Close up of Olallie Point
Ever heard of Olallie Point. Neither had I until I decided to head up searching for Hall Point and stumbled on what I thought of Hall Point but what turned out to be Olallie Point. Yes that is right, that towering rock that lies right above the Deception Crags climbing area is Ollalie Point. It is impressive to look at from the John Wayne trail. And though it is little more than a mile and a half to get to the views from the top of Olallie Point are clearly great and well worth the effort. You can see clearly down I-90 including McClellan Butte, Web Mountain, Mount Defiance, Mailbox and Dirtybox.
The sign says it all even though Olallie is spelled wrong!
Dirtybox from Olallie Point
It should be noted that many mistake this as Hall Point even though there is a sign on the trail showing Ollalie Point and later up the trail a sign showing Hall Point. Olallie Point is even listed as Hall Point on Peakbagger.com but that is clearly incorrect.

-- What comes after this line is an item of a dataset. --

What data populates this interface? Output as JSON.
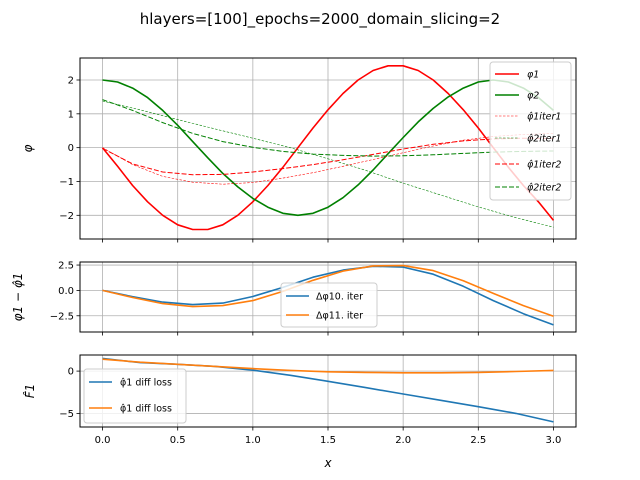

Hall Point is a small rock outcrop on the way up to Hall Creek Trail which features a good view of Oliallie Point and the I-90 corridor. Because it has zero prominence and there is no real good scrambling routes up Hall Point I will not write that destination as a page. Olallie Point is very different in that Olallie Point clearly stands out from the saddle connecting the ridge to Hall Point and Point 4320, the highest point on the ridge. The prominence is a little more than 50 feet but it feels like a lot more when you consider the short challenge you have to go through to get there. The final scramble to the top requires in parts a somewhat forested knife edge traverse to the highest part of the point. Though very brief, this exposed Class 3 section should be taken with caution and should not be attempted in snowy, wet or icy conditions. A fall from the short scramble section would be fatal. Once on top enjoy what is a dazzling view of the surrounding area.
Looking down I-90 from Olallie Point
From just beyond the knife edge at Olallie Point looking at Hall Point and Pk 4320.
VIA Exit 38 on I-90: Once off of the road head east for about one mile until you see a parking area for Olallie State Park on your left (1 mile). Park there and walk to the east 200 yards to the gated trailhead on your righthand side.
Trailhead sign to the Change Creek Trail
Great rock outcrop on the way up the Change Creek Trail
Start from the trailhead of Zig Zag Trail and take it up to the John Wayne Trail, which was formally a railroad that cut through Snoqualmie Pass. You will notice it by the very large bridge that goes over Hall Creek. From there go over Hall Creek and go past a number of good sport climbing areas. From there you go over another small bridge. If you look carefully you will see the Change Creek Trail that goes up behind the bridge. Take this trail go up as it steeply switchbacks up a steep wooded slope. From there this trail will continue to rise up this slope. As you go higher there will be a number of good views off to the east. Continue on the trail as it steeply rises all the way to the saddle separating Hall Point and peak 4360 and Olallie Point. There is a well marked path stating Olallie Point from trail (There is also a trail cut up from the north end that avoids this sign. Use the path.)
Map to Olallie Point
Once you hit the sign showing Olallie Point take the path north to the end toward Olallie Point. This path gets very narrow and there are a number of very short yet very scrambly areas where a fall could be fatal. All of these sections are one or two knife edge moves but caution is definitely needed on this section which is why I am listing it as Class 3
. Once pass the knife edge section from there it is a clear hike to the end where dazzling views await.
Looking up the cliffs of Olallie Point
Looking down the cliffs of Olallie Point
Discover Pass required which is $10 for the day or $30 for the year. Here is the link to the Discover Pass
When to Climb
You can head up Olallie Point at any time of the year. The last little scramble to the summit can be very dangerous in wet or icy conditions and should not be attempted in snowy conditions
. If you run into these conditions than press on a 1/2 mile to the Hall Point rock outcrop instead.
No camping allowed at the park. Parking is only available from dusk until dawn.